2. A couple with a first and second mortgage of about $700,000 who are self employed with $700,000 in mutual funds as reserves. They do not show sufficient earnings from their business to qualify. Their credit is approaching 800. They could possibly go to a bank and get a bank loan, but probably not a mortgage loan (lower interest, longer term).
3. A borrower who left an employer after a number of years and became an independent rep, working for himself in the same capacity as he had with his ex-employer, but couldn't qualify because he hadn’t been self employed for two years. He had sufficient reserves to last until the two years were up.

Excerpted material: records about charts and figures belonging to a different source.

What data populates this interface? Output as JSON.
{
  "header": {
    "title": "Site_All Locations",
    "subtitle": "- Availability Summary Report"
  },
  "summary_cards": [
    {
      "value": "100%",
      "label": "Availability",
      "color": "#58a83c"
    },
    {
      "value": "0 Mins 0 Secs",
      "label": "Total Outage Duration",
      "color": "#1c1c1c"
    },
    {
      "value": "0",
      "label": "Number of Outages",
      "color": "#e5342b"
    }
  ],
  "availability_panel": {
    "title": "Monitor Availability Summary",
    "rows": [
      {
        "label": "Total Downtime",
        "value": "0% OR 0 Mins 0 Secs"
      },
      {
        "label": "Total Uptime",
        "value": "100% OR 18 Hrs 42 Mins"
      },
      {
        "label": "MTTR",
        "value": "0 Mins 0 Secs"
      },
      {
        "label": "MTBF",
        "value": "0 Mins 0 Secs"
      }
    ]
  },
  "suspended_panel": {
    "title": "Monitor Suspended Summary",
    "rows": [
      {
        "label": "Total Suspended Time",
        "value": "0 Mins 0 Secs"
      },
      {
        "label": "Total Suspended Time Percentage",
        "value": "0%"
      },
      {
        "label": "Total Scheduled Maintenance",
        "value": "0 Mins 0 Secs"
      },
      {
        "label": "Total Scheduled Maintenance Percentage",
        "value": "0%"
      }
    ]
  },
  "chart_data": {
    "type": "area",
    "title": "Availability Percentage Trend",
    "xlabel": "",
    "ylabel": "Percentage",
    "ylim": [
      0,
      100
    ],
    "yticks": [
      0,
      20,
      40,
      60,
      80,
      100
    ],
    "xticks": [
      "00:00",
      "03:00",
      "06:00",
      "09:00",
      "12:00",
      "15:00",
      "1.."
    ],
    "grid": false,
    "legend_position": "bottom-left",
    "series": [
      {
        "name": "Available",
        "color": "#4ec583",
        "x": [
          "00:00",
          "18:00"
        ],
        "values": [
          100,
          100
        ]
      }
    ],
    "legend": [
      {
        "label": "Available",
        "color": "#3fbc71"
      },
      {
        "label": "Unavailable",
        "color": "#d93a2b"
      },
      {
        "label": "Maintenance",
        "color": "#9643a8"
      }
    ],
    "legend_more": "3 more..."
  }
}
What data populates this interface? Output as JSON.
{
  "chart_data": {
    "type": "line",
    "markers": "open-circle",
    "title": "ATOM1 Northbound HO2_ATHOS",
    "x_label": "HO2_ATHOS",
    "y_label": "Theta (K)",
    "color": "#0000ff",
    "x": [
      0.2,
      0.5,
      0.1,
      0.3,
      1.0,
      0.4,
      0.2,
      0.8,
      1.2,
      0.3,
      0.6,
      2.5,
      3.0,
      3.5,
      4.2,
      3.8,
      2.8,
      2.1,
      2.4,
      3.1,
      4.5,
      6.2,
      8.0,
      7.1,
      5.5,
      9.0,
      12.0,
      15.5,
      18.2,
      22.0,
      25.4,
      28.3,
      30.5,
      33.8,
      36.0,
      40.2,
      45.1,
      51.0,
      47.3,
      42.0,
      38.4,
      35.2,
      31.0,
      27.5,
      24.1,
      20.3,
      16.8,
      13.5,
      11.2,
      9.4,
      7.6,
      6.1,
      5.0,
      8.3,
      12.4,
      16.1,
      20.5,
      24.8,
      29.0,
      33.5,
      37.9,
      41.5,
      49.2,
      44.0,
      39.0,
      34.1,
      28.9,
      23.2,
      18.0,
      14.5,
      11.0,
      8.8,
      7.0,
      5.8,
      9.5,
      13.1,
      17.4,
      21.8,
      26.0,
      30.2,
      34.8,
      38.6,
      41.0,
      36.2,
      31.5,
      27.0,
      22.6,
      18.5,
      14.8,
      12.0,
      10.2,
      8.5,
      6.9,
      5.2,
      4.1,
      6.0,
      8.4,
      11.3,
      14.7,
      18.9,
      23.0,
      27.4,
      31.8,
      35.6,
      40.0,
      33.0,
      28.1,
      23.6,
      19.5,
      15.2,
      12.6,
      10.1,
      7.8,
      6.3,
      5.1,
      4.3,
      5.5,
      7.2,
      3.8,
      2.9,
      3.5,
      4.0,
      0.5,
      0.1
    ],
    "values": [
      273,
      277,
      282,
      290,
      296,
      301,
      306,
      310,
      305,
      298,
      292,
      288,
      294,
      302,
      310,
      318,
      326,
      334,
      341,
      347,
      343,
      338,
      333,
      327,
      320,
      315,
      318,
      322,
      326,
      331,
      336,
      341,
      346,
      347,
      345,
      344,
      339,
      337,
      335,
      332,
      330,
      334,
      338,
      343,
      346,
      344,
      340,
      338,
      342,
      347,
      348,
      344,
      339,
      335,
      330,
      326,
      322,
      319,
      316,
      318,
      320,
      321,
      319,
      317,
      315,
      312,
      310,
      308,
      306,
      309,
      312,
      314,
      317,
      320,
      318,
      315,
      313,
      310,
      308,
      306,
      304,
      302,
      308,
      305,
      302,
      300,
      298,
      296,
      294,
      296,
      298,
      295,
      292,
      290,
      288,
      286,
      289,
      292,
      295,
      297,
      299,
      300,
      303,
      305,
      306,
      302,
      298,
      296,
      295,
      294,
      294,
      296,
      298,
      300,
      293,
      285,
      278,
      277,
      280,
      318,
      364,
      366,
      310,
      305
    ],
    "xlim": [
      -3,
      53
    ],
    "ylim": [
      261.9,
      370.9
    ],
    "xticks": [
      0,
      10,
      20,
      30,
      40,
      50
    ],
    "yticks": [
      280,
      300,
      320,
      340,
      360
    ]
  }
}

4. A couple who had a house with over $1 million in equity and a boarder in a small apartment on the property (within the house). The income couldn't be counted and although they had huge equity and sufficient reserves, couldn't get a loan to reduce their payments. Their credit was over 700.
Instead of trying to lend to the better risks, the qualifications get harder, the examination (appraisal) of the properties has become more inane, and oh yes, the down payment hasn't increased one iota. FHA loans still offer 3.5% down and zero down on VA loans to $417,000 and believe it or not zero reserves. I do not see anything wrong with this (except for the reserves) as it is basically the same as it was before the crisis, but when I tell the general public they are astounded. Also, what is wrong with lowering a person’s payment (interest rate) if they have made all their payments on time and have good credit, even if their house has gone down in value? You know, "kinda like the President has been talking about". It basically doesn't happen if the loan to value is over 95%. The lenders won't take the risk, even if they eventually sell it to Fannie Mae or Freddie Mac. The pendulum has swung way too far, but it is so heavy with legislatures, opinions and ridiculous rules, I am not sure it has enough momentum to swing back.
Now, a certain percentage of the American people want to give this group our health care? We have seen what they have done with Social Security, Medicare, the post office, the justice system, and Wall Street executives who make too much and can't be paid what they had contracted for because their company took government money. The NFL and NBA, where games are played in public arenas paid for by us, whose athletes can make as much money as they want (it's none of our business) AND now we want to trust them with our . . . . . LIVES! Please tell me this is a joke, or at worst, a bad dream!